MUHALEFETİN ALACAĞI OY KARARI ETKİLEYECEK
Gül, ne yapacağına 1991’de siyasete girerken ne yaptıysa şimdi de öyle karar verecek. Dava arkadaşı olarak gördüğü insanlarla istişare edecek. En sonunda Tayyip Erdoğan’la birlikte nihai kararını verecek. Bu karar Erdoğan’a karşı verilmiş değil, ortak karar olacak.
Ne karar vereceği kadar, ne zaman vereceği de konuşuluyor. Kurmay kadrodan aldığım bir bilgiyi paylaşayım.

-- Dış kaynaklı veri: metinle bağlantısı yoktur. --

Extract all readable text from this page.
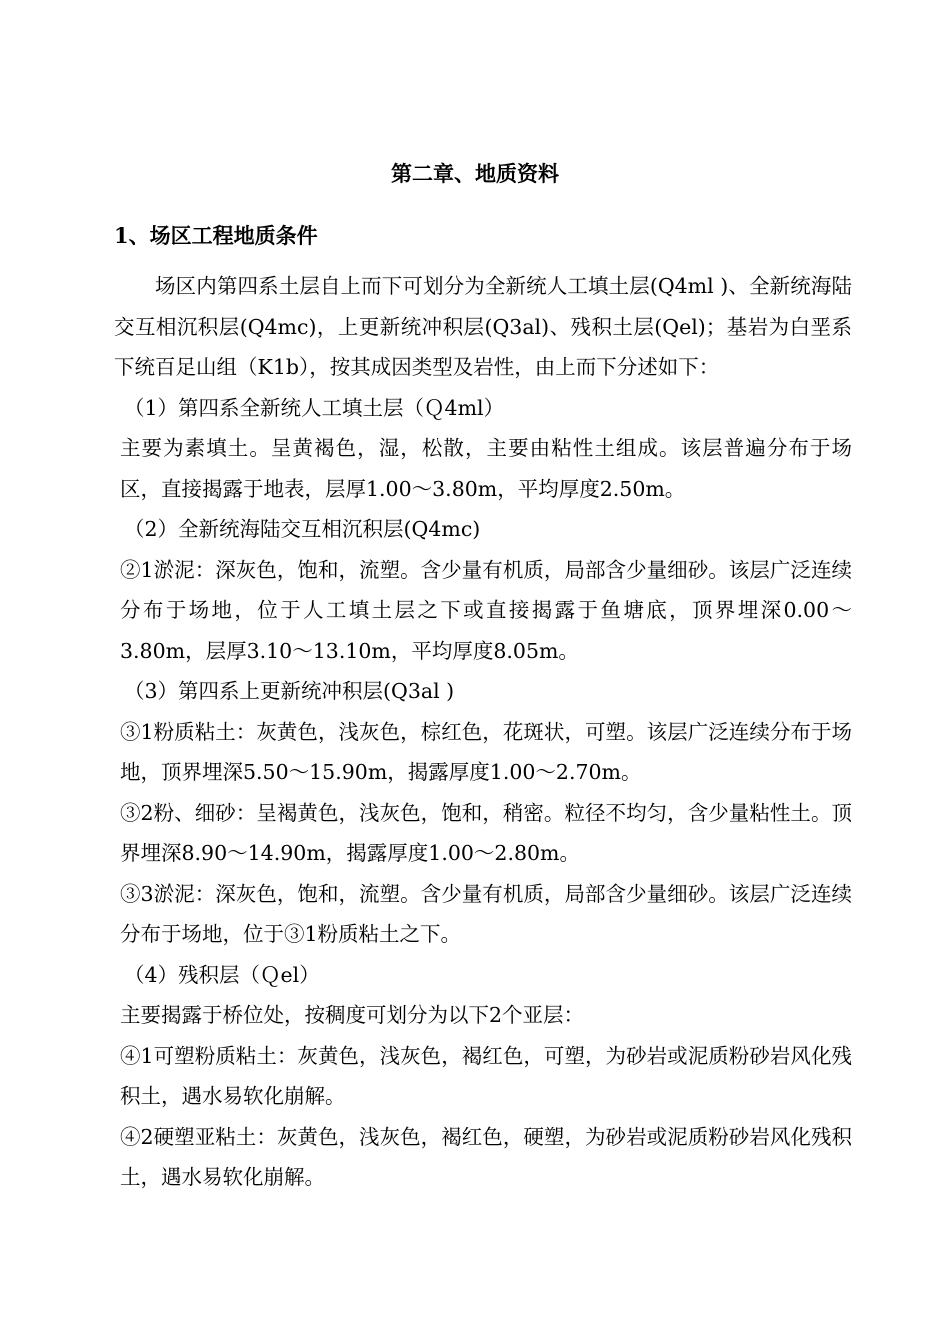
第二章、地质资料
1、场区工程地质条件

场区内第四系土层自上而下可划分为全新统人工填土层(Q4ml )、全新统海陆交互相沉积层(Q4mc)，上更新统冲积层(Q3al)、残积土层(Qel)；基岩为白垩系下统百足山组（K1b），按其成因类型及岩性，由上而下分述如下：

（1）第四系全新统人工填土层（Ｑ4ml）

主要为素填土。呈黄褐色，湿，松散，主要由粘性土组成。该层普遍分布于场区，直接揭露于地表，层厚1.00～3.80m，平均厚度2.50m。

（2）全新统海陆交互相沉积层(Q4mc)

②1淤泥：深灰色，饱和，流塑。含少量有机质，局部含少量细砂。该层广泛连续分布于场地，位于人工填土层之下或直接揭露于鱼塘底，顶界埋深0.00～3.80m，层厚3.10～13.10m，平均厚度8.05m。

（3）第四系上更新统冲积层(Q3al )

③1粉质粘土：灰黄色，浅灰色，棕红色，花斑状，可塑。该层广泛连续分布于场地，顶界埋深5.50～15.90m，揭露厚度1.00～2.70m。

③2粉、细砂：呈褐黄色，浅灰色，饱和，稍密。粒径不均匀，含少量粘性土。顶界埋深8.90～14.90m，揭露厚度1.00～2.80m。

③3淤泥：深灰色，饱和，流塑。含少量有机质，局部含少量细砂。该层广泛连续分布于场地，位于③1粉质粘土之下。

（4）残积层（Ｑel）

主要揭露于桥位处，按稠度可划分为以下2个亚层：

④1可塑粉质粘土：灰黄色，浅灰色，褐红色，可塑，为砂岩或泥质粉砂岩风化残积土，遇水易软化崩解。

④2硬塑亚粘土：灰黄色，浅灰色，褐红色，硬塑，为砂岩或泥质粉砂岩风化残积土，遇水易软化崩解。
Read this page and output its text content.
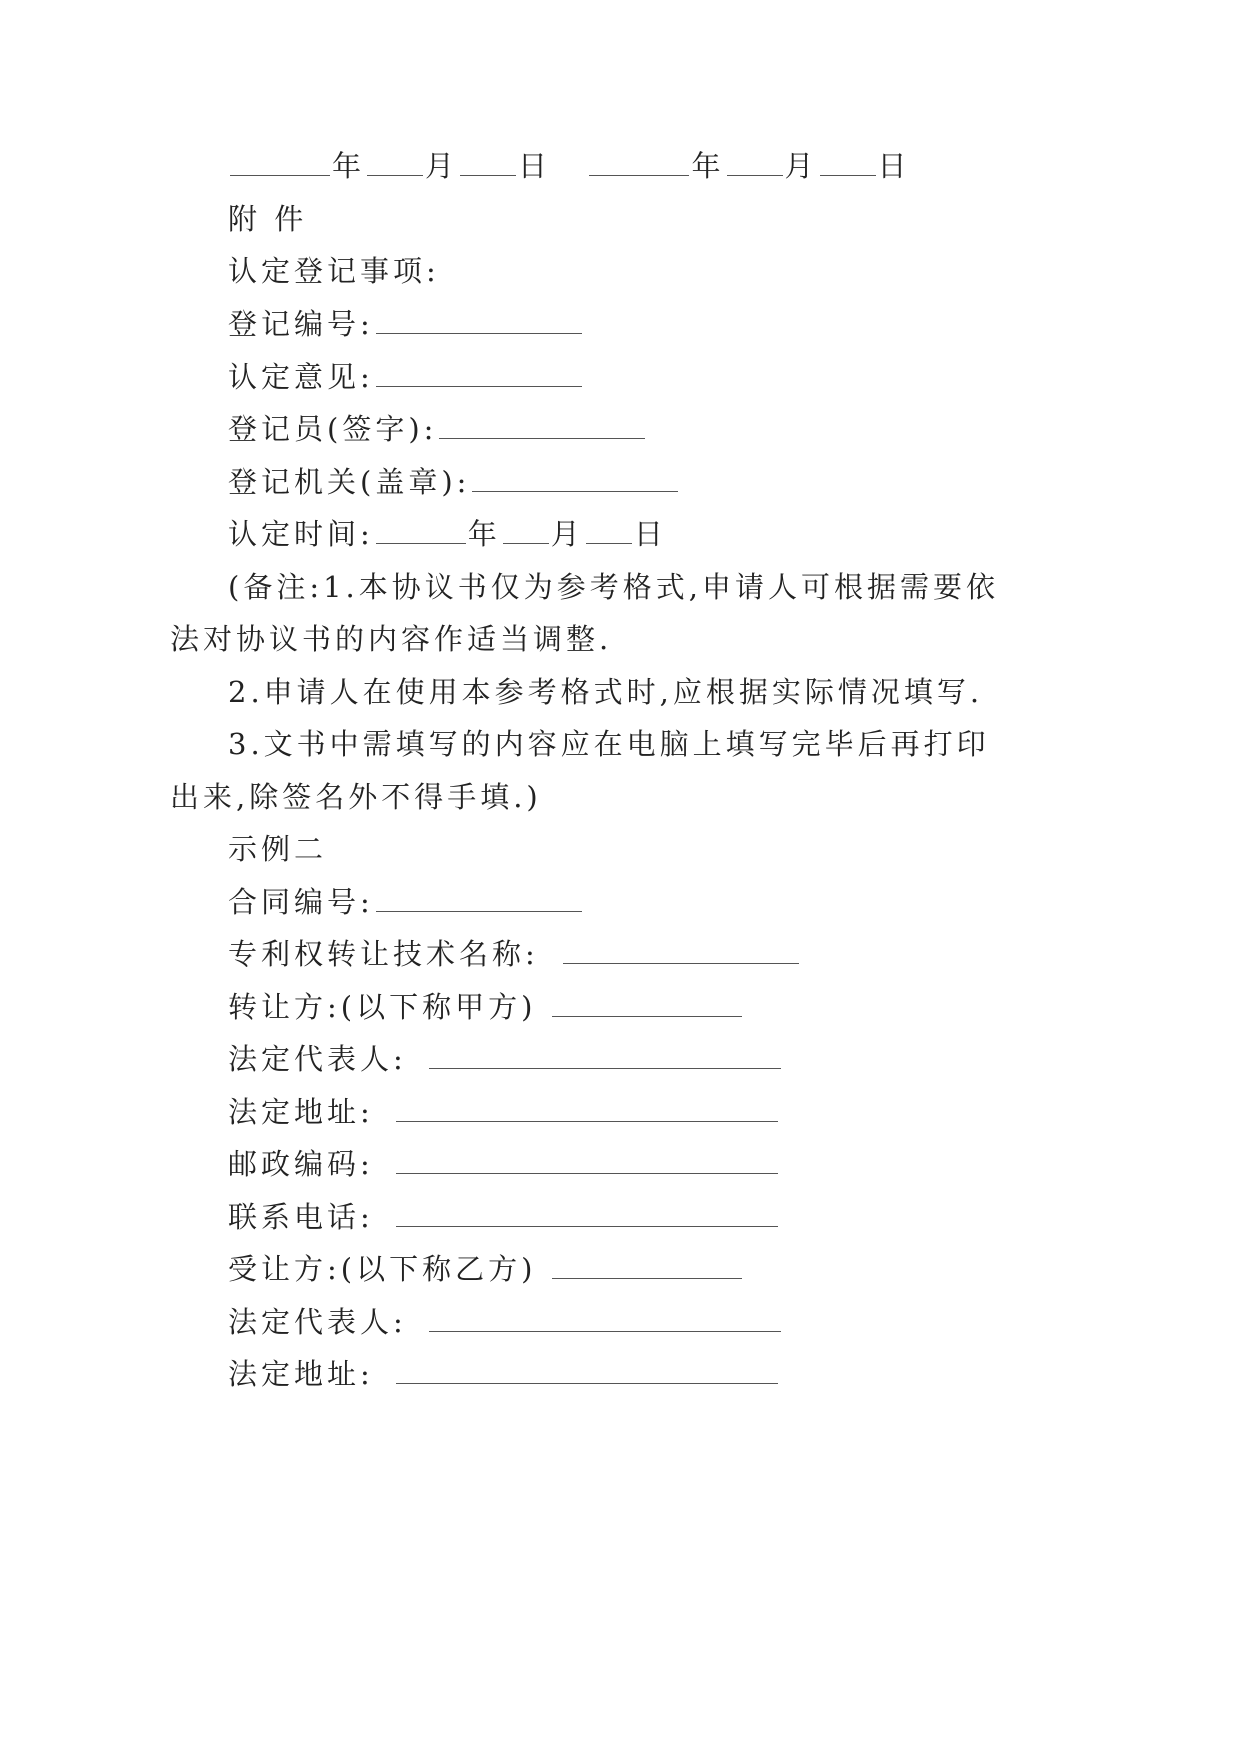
年 月 日	年 月 日
附 件
认定登记事项:
登记编号:
认定意见:
登记员(签字):
登记机关(盖章):
认定时间:	年 月 日
(备注:1.本协议书仅为参考格式,申请人可根据需要依
法对协议书的内容作适当调整.
2.申请人在使用本参考格式时,应根据实际情况填写.
3.文书中需填写的内容应在电脑上填写完毕后再打印
出来,除签名外不得手填.)
示例二
合同编号:
专利权转让技术名称:
转让方:(以下称甲方)
法定代表人:
法定地址:
邮政编码:
联系电话:
受让方:(以下称乙方)
法定代表人:
法定地址:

Henüz ortada kesinleşmiş bir durum yok. Tüm kritik kararlar 10 Ağustos’tan sonra belli olacak. Erdoğan’ın oyu % 55 olduğunda farklı, % 51 olduğunda farklı bir strateji devreye sokulacak. Tabi bir de muhalefetin durumu var. Muhalefetin alacağı oy, Erdoğan’ın kararını etkileyecek.
Abdullah Gül’ün parti kurmayacağı veya başka bir partiye gitmeyeceği kesin. Ancak AK Partiye dönüp dönmeyeceği ise dün olduğu gibi bugün de belli değil. Buna Erdoğan’la birlikte karar verecekler. Hiçkimsenin şüphesi olmasın Gül bir bölen değil, bir bilen olacak.